An internal wire, T12 goes from the capacitor to the contacts on what appears to be the thermal protection system.
An un-marked wire goes from the thermal protection to the windings.
An internal wire, T11 runs from the capacitor to the windings at the same point as the as the un-marked wire.
Internal T4 appears to be attached to T3 at the reset button and then runs to the same spot on the windings as the above two.
Can you translate this info what leads should be used to make L1 and L2?
Is there a neutral wire needed or just L1 and L2?

The original 3-phase motor was 1150 RPM. This motor is a "freebie" from a friend and he got it from a third party. It's origin was a commercial washing machine, big and heavy with a 7/8 in. shaft. It appears to be re-conditioned - new paint and clean as new on the inside. I will have to work with the pulleys to get the original lathe speeds.
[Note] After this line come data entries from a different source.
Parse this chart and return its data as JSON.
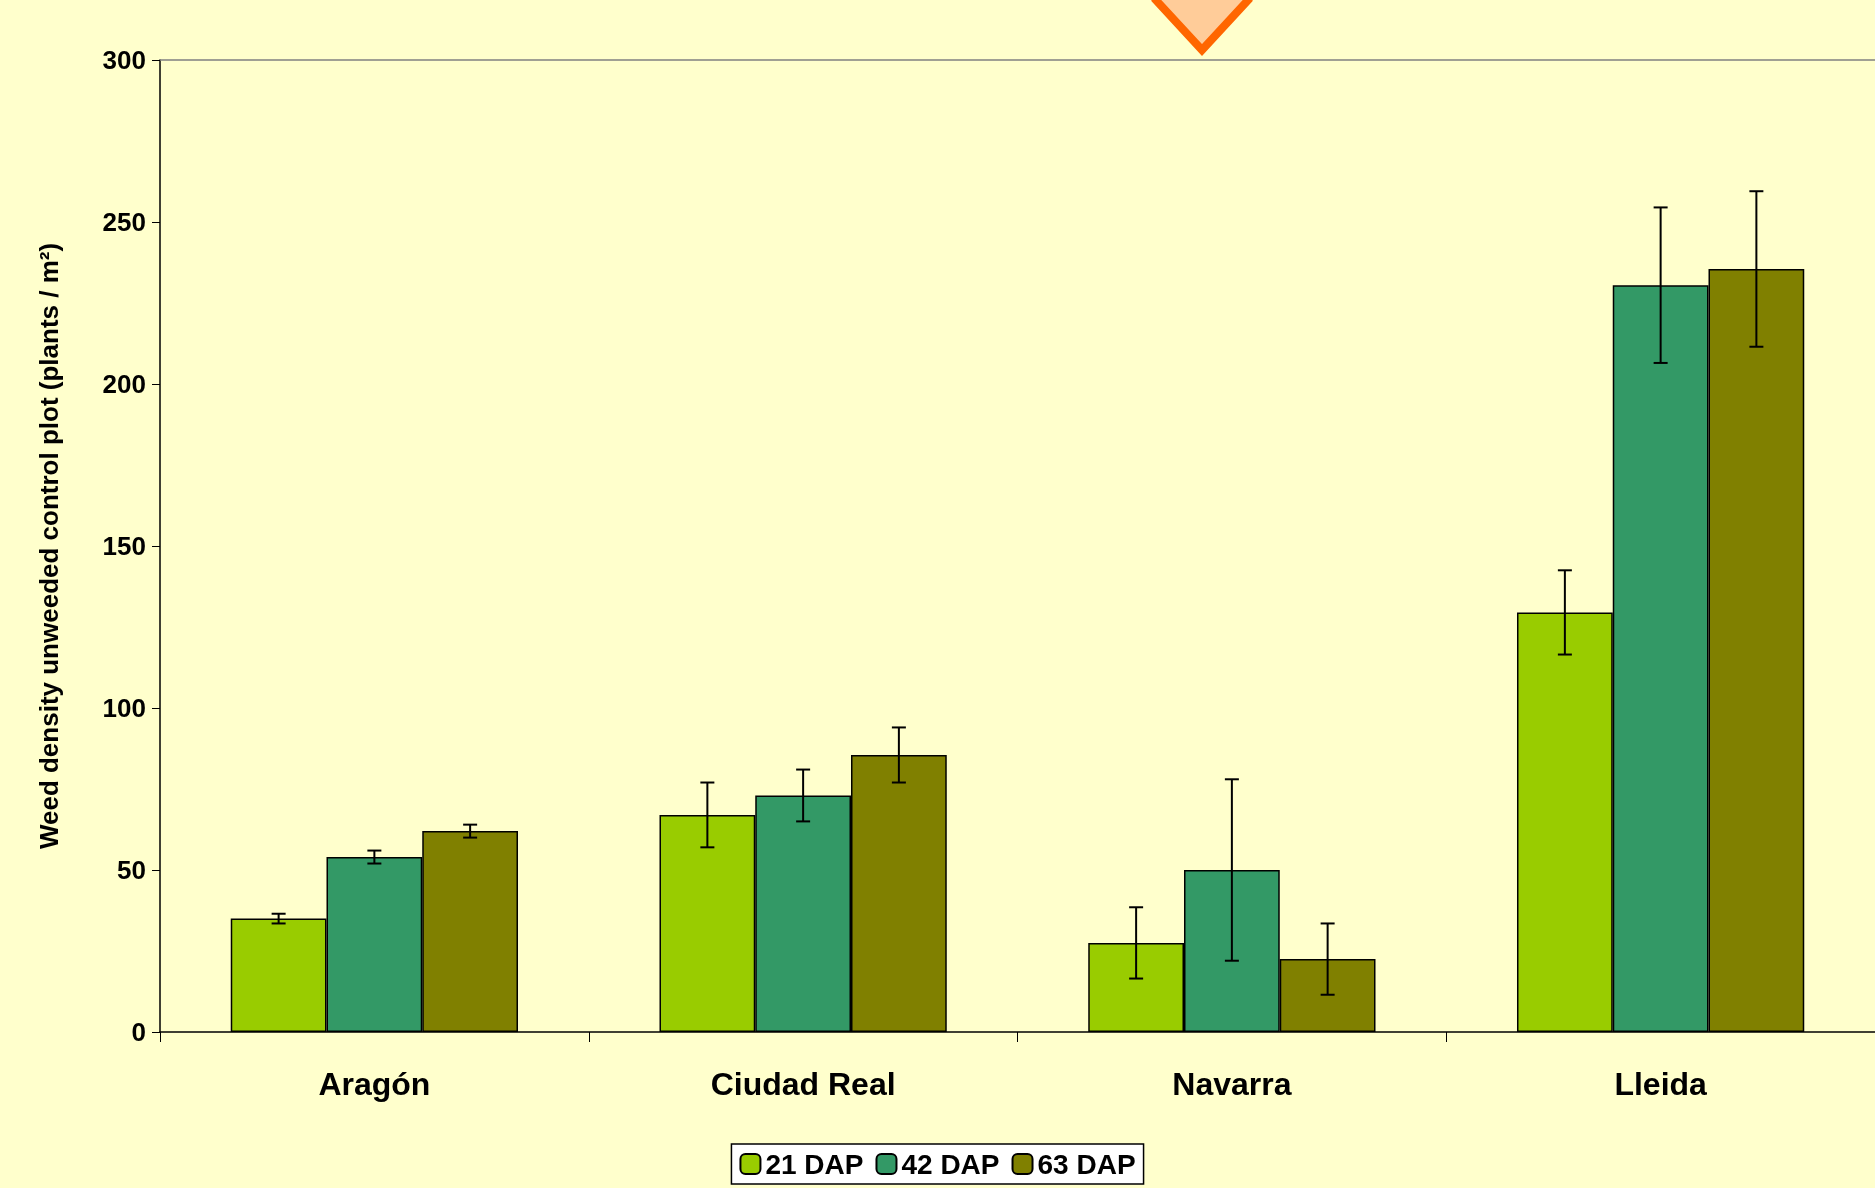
{
  "chart_data": {
    "type": "bar",
    "ylabel": "Weed density unweeded control plot (plants / m²)",
    "categories": [
      "Aragón",
      "Ciudad Real",
      "Navarra",
      "Lleida"
    ],
    "series": [
      {
        "name": "21 DAP",
        "color": "#99cc00",
        "values": [
          35,
          67,
          27.5,
          129.5
        ],
        "errors": [
          1.5,
          10,
          11,
          13
        ]
      },
      {
        "name": "42 DAP",
        "color": "#339966",
        "values": [
          54,
          73,
          50,
          230.5
        ],
        "errors": [
          2,
          8,
          28,
          24
        ]
      },
      {
        "name": "63 DAP",
        "color": "#808000",
        "values": [
          62,
          85.5,
          22.5,
          235.5
        ],
        "errors": [
          2,
          8.5,
          11,
          24
        ]
      }
    ],
    "ylim": [
      0,
      300
    ],
    "yticks": [
      0,
      50,
      100,
      150,
      200,
      250,
      300
    ],
    "grid": false,
    "legend": "bottom"
  }
}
Thanks a lot for your help!

Les

Answer
I have been away this weekend, but I haven't forgot you. I will try to have a answer for you this evening, if I can figure it out.

After making a drawing of the data you gave, here is my best and only guess. Make T1 and T5 L1. Make T9 and T8 L2. Insulate T3. Here is the reason for my answer. T1 and T4 are the ends of the main or run winding. T5 and T8 are the ends of the start windings. What you called a thermal protector is actually a stationary switch, which takes the start winding out of circuit after the motor reaches operating speed. If, as you say, T3 is connected to T4 on one side of the reset, then using it as a line would bypass the reset button. You do not need a neutral, just connect the lines from the lathe switch to the connections above. But do make sure the ground is connected to the frame of the motor.